Pemerintah Provinsi Nusa Tenggara Barat (NTB) secara resmi menyusun peta jalan industri agromaritim untuk periode 2025-2029. Inisiatif ini dirancang sebagai instrumen strategis untuk menata arah pembangunan industri yang terintegrasi, berdaya saing, dan berkelanjutan di wilayah tersebut.
Kepala Dinas Perindustrian NTB, Nuryanti, mengungkapkan bahwa sebanyak 38 komoditas unggulan agromaritim telah dikonsepkan dan dipilah untuk menjadi prioritas pengembangan. “Kami membangun ekosistem industri secara menyeluruh mulai dari hulu hingga hilir,” ujarnya dalam sebuah pernyataan di Mataram, Sabtu (20/12/2025).
Nuryanti menjelaskan, penyusunan peta jalan ini selaras dengan kebijakan nasional, termasuk arah Peraturan Presiden terkait hilirisasi industri. Pemerintah NTB memfokuskan penguatan sektor hulu, pengembangan sentra industri yang tersebar di 10 kabupaten/kota, serta penguatan industri halal sebagai keunggulan daerah dalam lima tahun ke depan.

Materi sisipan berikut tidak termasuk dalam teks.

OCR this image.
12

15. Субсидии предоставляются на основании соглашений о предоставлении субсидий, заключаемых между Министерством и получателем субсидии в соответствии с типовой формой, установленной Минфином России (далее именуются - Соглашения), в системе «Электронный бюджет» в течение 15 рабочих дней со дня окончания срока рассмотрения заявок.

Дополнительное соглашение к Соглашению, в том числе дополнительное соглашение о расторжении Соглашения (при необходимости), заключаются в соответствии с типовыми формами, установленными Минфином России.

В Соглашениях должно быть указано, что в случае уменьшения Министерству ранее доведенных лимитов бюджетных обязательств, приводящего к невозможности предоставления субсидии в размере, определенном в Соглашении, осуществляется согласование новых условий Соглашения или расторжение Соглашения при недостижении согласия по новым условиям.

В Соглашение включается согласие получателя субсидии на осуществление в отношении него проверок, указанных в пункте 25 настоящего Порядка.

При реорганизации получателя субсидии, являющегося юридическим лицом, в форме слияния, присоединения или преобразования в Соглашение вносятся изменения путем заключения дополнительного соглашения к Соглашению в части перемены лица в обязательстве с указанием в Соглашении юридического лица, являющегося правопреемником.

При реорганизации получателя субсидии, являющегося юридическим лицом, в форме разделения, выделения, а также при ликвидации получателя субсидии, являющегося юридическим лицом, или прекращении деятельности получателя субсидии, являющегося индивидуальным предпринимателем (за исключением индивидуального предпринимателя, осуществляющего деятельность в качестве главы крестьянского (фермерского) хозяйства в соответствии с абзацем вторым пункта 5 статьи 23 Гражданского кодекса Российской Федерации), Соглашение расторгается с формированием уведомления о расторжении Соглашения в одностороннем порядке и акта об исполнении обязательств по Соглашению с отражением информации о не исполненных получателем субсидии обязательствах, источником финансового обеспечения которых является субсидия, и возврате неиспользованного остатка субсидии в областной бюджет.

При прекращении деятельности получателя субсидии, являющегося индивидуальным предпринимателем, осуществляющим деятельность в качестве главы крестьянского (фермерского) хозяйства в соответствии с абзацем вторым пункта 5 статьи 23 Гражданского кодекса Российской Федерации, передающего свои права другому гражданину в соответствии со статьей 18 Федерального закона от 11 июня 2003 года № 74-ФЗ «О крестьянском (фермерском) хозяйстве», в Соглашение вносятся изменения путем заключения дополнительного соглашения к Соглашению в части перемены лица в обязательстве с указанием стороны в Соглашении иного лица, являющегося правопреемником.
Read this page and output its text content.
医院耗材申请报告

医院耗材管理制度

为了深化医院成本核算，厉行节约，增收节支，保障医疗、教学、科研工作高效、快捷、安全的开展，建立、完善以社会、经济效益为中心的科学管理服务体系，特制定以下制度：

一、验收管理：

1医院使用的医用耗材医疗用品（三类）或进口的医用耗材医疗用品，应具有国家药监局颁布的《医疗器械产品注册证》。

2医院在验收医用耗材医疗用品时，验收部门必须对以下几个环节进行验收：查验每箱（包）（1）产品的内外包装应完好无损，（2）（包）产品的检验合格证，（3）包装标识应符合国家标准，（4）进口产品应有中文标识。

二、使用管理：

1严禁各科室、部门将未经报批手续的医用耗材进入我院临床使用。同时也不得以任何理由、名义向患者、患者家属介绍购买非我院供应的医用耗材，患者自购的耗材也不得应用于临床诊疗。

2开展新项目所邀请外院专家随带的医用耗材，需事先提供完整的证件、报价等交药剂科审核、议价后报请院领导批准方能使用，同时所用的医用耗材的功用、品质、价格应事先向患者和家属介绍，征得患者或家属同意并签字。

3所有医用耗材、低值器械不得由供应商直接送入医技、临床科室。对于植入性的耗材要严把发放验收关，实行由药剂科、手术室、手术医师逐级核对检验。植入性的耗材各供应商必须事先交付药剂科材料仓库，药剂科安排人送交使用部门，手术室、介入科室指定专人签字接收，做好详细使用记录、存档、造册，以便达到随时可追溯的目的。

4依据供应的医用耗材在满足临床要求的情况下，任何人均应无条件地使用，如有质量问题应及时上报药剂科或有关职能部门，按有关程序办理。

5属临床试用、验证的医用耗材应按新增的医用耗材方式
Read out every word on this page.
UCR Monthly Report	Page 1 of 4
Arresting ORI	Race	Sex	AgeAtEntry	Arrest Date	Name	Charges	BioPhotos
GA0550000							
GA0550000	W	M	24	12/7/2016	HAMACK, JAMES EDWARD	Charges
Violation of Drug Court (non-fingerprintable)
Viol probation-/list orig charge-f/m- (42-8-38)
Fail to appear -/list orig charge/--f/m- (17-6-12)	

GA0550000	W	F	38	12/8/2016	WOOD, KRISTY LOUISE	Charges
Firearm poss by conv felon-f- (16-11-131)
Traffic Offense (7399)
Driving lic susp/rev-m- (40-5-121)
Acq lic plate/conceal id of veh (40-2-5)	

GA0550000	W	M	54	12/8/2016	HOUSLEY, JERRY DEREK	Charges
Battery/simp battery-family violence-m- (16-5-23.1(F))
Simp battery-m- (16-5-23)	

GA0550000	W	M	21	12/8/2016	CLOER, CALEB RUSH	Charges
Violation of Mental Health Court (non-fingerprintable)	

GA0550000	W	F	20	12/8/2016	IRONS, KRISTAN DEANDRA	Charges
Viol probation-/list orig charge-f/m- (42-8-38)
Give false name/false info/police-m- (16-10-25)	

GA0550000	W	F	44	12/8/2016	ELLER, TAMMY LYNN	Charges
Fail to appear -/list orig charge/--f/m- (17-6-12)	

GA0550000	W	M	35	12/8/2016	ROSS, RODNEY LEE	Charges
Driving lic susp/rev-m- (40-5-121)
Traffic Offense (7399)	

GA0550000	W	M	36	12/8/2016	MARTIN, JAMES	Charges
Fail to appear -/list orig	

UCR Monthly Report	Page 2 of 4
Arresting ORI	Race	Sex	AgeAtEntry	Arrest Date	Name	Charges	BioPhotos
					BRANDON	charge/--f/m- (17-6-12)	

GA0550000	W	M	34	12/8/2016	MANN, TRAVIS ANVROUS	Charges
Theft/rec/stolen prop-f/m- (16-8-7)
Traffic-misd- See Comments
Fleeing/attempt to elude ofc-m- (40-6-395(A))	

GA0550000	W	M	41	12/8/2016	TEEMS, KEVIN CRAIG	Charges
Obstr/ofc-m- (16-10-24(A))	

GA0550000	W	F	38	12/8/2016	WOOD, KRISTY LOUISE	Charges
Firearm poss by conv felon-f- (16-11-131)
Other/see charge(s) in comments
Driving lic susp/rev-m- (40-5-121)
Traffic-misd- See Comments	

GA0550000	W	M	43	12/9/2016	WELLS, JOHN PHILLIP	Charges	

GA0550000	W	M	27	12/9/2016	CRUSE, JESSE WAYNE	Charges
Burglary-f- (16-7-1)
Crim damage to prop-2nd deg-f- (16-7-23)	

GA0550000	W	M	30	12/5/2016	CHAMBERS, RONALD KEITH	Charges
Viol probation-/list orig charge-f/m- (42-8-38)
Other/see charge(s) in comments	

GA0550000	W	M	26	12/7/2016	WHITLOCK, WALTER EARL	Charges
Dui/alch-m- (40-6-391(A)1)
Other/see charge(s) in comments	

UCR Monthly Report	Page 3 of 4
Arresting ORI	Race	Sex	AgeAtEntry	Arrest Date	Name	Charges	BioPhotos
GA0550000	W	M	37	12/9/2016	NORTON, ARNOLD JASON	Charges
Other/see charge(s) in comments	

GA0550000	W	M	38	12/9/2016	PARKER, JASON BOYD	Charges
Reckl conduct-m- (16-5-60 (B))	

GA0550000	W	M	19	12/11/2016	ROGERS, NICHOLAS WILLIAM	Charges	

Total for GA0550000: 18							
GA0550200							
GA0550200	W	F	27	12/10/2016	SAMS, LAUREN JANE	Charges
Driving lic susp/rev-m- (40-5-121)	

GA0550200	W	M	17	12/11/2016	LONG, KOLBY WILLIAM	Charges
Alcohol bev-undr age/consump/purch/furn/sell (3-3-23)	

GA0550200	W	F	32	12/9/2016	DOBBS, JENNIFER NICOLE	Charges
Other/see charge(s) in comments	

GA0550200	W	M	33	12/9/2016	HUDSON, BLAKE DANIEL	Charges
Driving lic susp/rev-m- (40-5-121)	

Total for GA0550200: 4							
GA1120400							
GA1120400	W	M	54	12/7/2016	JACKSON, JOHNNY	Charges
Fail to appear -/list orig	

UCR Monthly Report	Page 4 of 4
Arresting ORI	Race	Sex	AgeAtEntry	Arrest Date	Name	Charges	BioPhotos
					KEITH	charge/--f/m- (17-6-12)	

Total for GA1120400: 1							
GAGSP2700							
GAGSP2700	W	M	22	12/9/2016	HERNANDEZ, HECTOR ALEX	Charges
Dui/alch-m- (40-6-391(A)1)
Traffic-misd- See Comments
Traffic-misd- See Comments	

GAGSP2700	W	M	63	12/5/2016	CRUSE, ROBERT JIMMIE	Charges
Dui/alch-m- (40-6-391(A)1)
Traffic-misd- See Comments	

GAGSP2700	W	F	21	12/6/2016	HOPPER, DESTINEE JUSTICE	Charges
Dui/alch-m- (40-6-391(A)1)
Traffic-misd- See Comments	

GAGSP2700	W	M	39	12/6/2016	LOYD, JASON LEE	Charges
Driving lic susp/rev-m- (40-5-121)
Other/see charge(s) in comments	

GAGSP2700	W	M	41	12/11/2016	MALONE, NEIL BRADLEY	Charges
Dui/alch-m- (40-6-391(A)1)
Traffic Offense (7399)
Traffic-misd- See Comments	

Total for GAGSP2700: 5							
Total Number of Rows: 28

Menurut Nuryanti, pengembangan ekosistem industri agromaritim merupakan langkah strategis untuk mendorong peningkatan produksi dan nilai tambah komoditas unggulan daerah. Sejalan dengan pengembangan NTB sebagai pusat investasi, industri agromaritim diharapkan mampu menjadi penggerak utama pertumbuhan ekonomi daerah. “Dengan penguatan ekosistem industri agromaritim, kami optimistis sektor industri dapat berkontribusi signifikan terhadap perekonomian NTB,” kata Nuryanti.
Badan Perencanaan Pembangunan Daerah (Bappeda) NTB akan mengawal implementasi peta jalan tersebut guna mendukung target pertumbuhan sektor industri hingga tujuh persen. Peta jalan industri agromaritim ini juga menjadi penguatan arah kebijakan pembangunan industri dalam mewujudkan visi NTB Makmur Mendunia.